Открылась дверь, появился старший вожатый, потом наш доктор со своими устройствами. Измерил Сто Пятьдесят Пятому пульс, температуру, потоотделение. Кивнул старшему.

— Прошел. — Зевс потрепал Сто Пятьдесят Пятого по крученой макушке. — Герой.

Все. Отныне ему — всеобщий почет: пройти испытание в семь лет!

— Легкотня! — заявил всем Сто Пятьдесят Пятый.

Звонок может сделать только тот родитель, который принял на себя ответственность за рождение ребенка. Тот, кому после изъятия осталось жить от силы десять лет. Пусть скажут спасибо, объясняют нам вожатые, и на это-то идут, только потому что Европа — цитадель гуманизма. В каком-нибудь Китае с преступниками не церемонятся.

Позвонить разрешается всего единожды — и каждый родитель волен сам выбрать день.
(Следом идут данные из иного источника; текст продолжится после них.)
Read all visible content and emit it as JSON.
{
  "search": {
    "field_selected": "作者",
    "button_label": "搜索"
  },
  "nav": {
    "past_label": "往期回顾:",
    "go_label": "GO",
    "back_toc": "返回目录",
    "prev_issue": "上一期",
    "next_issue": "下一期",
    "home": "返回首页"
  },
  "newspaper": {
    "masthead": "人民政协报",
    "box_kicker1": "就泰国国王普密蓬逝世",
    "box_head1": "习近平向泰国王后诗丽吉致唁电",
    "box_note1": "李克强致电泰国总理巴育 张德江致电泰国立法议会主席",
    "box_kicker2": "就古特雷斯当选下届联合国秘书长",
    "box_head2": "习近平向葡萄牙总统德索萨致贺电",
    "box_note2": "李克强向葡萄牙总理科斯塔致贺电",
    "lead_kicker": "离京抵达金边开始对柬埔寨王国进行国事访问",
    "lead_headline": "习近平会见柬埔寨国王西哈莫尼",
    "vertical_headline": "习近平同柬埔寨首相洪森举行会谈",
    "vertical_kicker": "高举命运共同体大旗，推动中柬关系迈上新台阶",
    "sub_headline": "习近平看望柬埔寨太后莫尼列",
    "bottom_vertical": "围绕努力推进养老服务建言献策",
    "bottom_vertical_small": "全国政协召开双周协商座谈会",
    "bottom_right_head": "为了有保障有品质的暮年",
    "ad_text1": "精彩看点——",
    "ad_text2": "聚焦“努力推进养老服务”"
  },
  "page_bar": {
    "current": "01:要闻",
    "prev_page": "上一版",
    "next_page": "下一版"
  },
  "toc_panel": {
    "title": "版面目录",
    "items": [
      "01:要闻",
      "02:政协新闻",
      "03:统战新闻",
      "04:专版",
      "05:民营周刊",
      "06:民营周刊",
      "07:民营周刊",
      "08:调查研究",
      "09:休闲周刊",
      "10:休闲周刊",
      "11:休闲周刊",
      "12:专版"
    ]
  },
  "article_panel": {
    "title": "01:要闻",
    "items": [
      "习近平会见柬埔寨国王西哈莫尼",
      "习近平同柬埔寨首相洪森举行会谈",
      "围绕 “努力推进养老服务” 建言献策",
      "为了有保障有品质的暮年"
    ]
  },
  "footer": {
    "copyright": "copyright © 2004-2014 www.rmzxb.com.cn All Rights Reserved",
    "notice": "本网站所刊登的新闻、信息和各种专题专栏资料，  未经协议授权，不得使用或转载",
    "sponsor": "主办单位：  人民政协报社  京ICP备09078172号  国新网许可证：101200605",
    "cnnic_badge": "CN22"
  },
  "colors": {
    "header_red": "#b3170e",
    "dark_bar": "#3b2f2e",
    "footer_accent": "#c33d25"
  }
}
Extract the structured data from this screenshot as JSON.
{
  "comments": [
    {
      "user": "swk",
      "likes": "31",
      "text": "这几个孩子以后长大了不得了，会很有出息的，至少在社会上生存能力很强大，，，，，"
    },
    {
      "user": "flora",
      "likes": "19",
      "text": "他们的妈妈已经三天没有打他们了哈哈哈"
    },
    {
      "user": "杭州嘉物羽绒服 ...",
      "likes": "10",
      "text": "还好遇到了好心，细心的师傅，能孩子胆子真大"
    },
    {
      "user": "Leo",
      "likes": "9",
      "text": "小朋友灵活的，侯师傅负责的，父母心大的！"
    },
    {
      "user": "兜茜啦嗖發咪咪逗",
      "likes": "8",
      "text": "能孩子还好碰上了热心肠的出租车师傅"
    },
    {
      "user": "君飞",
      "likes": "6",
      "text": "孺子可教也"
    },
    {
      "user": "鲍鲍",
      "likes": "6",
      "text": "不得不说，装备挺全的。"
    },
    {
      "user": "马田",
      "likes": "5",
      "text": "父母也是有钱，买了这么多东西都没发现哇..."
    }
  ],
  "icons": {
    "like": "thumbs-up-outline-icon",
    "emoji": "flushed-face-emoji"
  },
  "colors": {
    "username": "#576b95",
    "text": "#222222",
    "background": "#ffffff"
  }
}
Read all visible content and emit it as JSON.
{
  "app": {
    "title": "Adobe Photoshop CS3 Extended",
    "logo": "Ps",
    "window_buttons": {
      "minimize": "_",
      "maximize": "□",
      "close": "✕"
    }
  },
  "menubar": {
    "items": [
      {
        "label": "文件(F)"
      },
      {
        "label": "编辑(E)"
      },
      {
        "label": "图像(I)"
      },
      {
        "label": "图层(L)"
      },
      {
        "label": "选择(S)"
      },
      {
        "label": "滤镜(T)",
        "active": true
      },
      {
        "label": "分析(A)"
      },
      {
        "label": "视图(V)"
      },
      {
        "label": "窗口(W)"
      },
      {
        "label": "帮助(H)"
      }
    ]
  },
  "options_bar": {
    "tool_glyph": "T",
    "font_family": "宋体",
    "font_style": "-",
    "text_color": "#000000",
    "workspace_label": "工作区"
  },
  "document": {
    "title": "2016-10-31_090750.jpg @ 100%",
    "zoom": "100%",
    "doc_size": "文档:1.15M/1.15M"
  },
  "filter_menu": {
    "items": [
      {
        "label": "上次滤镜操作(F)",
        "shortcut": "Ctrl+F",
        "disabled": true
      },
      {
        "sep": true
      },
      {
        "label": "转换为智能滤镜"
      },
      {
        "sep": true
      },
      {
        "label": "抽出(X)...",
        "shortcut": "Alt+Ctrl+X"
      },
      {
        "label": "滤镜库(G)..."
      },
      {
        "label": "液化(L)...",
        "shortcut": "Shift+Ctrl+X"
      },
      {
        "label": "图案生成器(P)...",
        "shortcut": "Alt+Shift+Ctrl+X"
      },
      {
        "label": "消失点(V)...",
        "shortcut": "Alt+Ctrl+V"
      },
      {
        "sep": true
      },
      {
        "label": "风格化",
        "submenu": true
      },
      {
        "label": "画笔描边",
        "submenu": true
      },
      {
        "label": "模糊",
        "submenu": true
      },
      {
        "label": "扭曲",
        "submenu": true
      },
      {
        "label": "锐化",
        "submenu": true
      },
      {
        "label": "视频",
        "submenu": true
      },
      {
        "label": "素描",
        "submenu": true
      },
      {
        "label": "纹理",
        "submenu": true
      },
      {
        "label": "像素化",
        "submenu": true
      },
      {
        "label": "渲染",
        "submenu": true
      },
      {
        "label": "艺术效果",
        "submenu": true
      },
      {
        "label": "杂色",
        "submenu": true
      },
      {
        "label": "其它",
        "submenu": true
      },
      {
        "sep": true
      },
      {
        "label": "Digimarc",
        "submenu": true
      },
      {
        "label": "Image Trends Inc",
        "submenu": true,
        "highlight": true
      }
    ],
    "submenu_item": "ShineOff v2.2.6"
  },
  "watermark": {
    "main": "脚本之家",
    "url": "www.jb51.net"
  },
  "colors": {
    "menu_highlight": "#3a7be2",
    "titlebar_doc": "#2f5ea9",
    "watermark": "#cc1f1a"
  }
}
Многие, конечно, тянут время — хотят успеть увидеть, как будет выглядеть их сын, когда вырастет. Только зря это.

Пятьсот Восемьдесят Четвертому звонят, когда нам по девять. На экране — мужчина с запавшими глазами, черные мешки, волосы переломаны; но главное — уши, такие же дурацкие, оттопыренные.

— Сын, — говорит он и облизывает губы. — Ты такой... Черт... Такой здоровый! Прямо мужик настоящий! Вымахал!
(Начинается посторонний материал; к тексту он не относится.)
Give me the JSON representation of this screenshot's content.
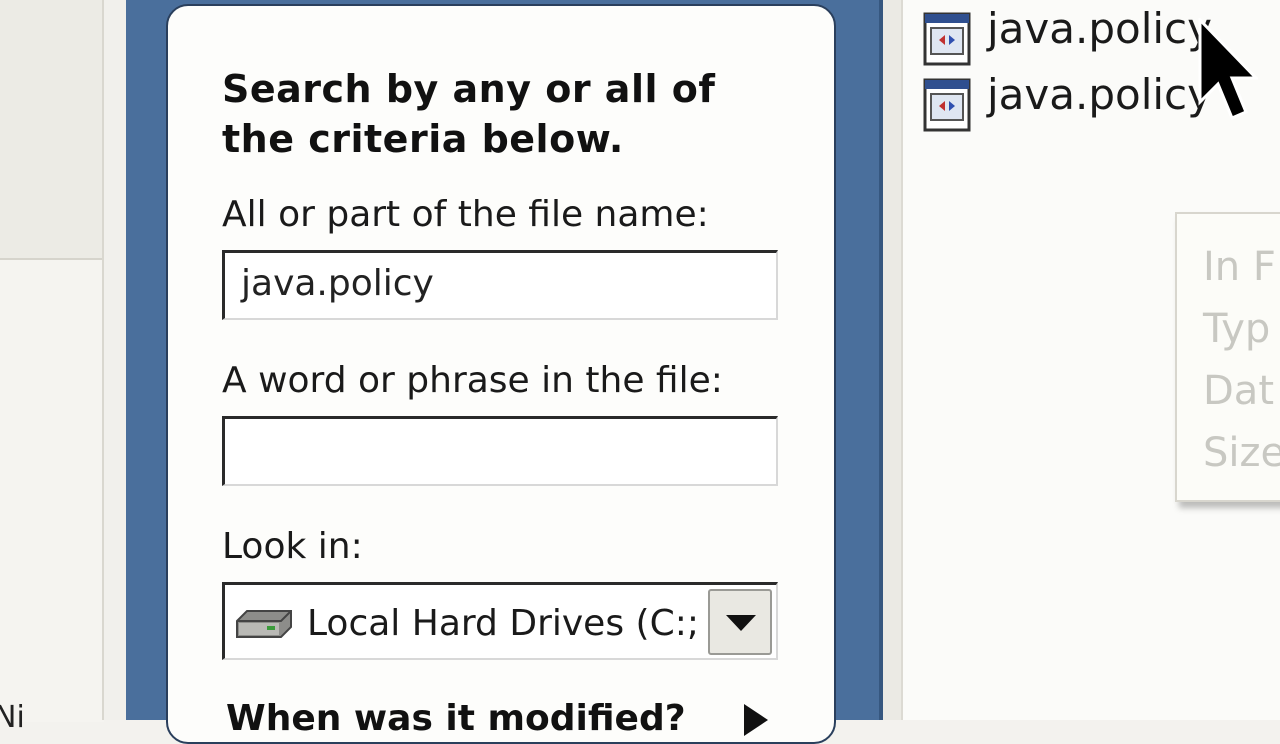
{
  "left_strip": {
    "partial_text": "Ni"
  },
  "search_panel": {
    "heading_line1": "Search by any or all of",
    "heading_line2": "the criteria below.",
    "filename_label": "All or part of the file name:",
    "filename_value": "java.policy",
    "phrase_label": "A word or phrase in the file:",
    "phrase_value": "",
    "lookin_label": "Look in:",
    "lookin_value": "Local Hard Drives (C:;",
    "section_title": "When was it modified?"
  },
  "results": {
    "files": [
      {
        "name": "java.policy",
        "icon": "policy-file-icon"
      },
      {
        "name": "java.policy",
        "icon": "policy-file-icon"
      }
    ]
  },
  "tooltip": {
    "lines": [
      "In F",
      "Typ",
      "Dat",
      "Size"
    ]
  },
  "icons": {
    "drive": "hard-drive-icon",
    "dropdown": "chevron-down-icon",
    "cursor": "mouse-pointer-icon"
  },
  "colors": {
    "panel_blue": "#4a6f9c",
    "card_bg": "#fdfdfb"
  }
}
Пятьсот Восемьдесят Четвертый — хилый, нелепый даже без своих еще не наступивших прыщей, будущий онанист и вечная мишень насмешек, шмыгает носом, уставившись в пол.
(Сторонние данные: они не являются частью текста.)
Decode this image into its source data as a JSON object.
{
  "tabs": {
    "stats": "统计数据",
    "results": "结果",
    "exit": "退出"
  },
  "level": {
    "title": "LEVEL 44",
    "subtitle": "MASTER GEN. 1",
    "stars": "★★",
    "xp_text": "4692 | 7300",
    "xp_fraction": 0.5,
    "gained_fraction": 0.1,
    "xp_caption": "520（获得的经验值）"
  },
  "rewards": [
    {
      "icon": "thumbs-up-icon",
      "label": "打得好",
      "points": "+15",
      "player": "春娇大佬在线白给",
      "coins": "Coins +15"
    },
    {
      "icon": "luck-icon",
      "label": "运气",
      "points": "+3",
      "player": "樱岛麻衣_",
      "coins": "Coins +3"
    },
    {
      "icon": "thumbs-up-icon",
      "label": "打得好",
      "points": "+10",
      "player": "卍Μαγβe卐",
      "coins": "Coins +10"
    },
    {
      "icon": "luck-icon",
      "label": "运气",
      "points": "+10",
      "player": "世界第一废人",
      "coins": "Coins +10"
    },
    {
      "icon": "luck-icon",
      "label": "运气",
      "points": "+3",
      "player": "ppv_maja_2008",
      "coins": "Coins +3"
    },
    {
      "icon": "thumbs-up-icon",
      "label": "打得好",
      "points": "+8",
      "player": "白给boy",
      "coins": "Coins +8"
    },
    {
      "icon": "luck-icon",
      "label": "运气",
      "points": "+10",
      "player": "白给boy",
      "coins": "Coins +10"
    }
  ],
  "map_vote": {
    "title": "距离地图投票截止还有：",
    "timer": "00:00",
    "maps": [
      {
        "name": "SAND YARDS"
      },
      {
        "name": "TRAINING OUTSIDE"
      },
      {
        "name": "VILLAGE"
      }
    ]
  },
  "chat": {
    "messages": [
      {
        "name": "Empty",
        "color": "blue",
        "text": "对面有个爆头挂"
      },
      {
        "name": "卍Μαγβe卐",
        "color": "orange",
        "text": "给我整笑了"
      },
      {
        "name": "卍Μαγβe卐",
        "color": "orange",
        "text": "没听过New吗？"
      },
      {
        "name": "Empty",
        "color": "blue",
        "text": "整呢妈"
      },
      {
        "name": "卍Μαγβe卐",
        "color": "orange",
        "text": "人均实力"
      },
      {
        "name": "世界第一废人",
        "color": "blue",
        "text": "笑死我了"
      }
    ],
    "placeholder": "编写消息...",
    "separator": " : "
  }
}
— Мужик! — давит смех Сто Пятьдесят Пятый. — Мужичара!

Пятьсот Восемьдесят Четвертый пытается втянуть в узкие плечи свою ушастую голову — но шея слишком длинная, некуда ее поместить.

— Ты там не один? Нас слушают, да? — Мужчина крутит своими локаторами, словно взаправду думает, что ему сейчас покажут остальных. — Не обращай внимания. Времени мало. Ты, в общем, запомни, сын — я был хороший человек. Я тебя любил. Просто на авось понадеялись, и... Для меня ты всегда будешь тот малыш, который...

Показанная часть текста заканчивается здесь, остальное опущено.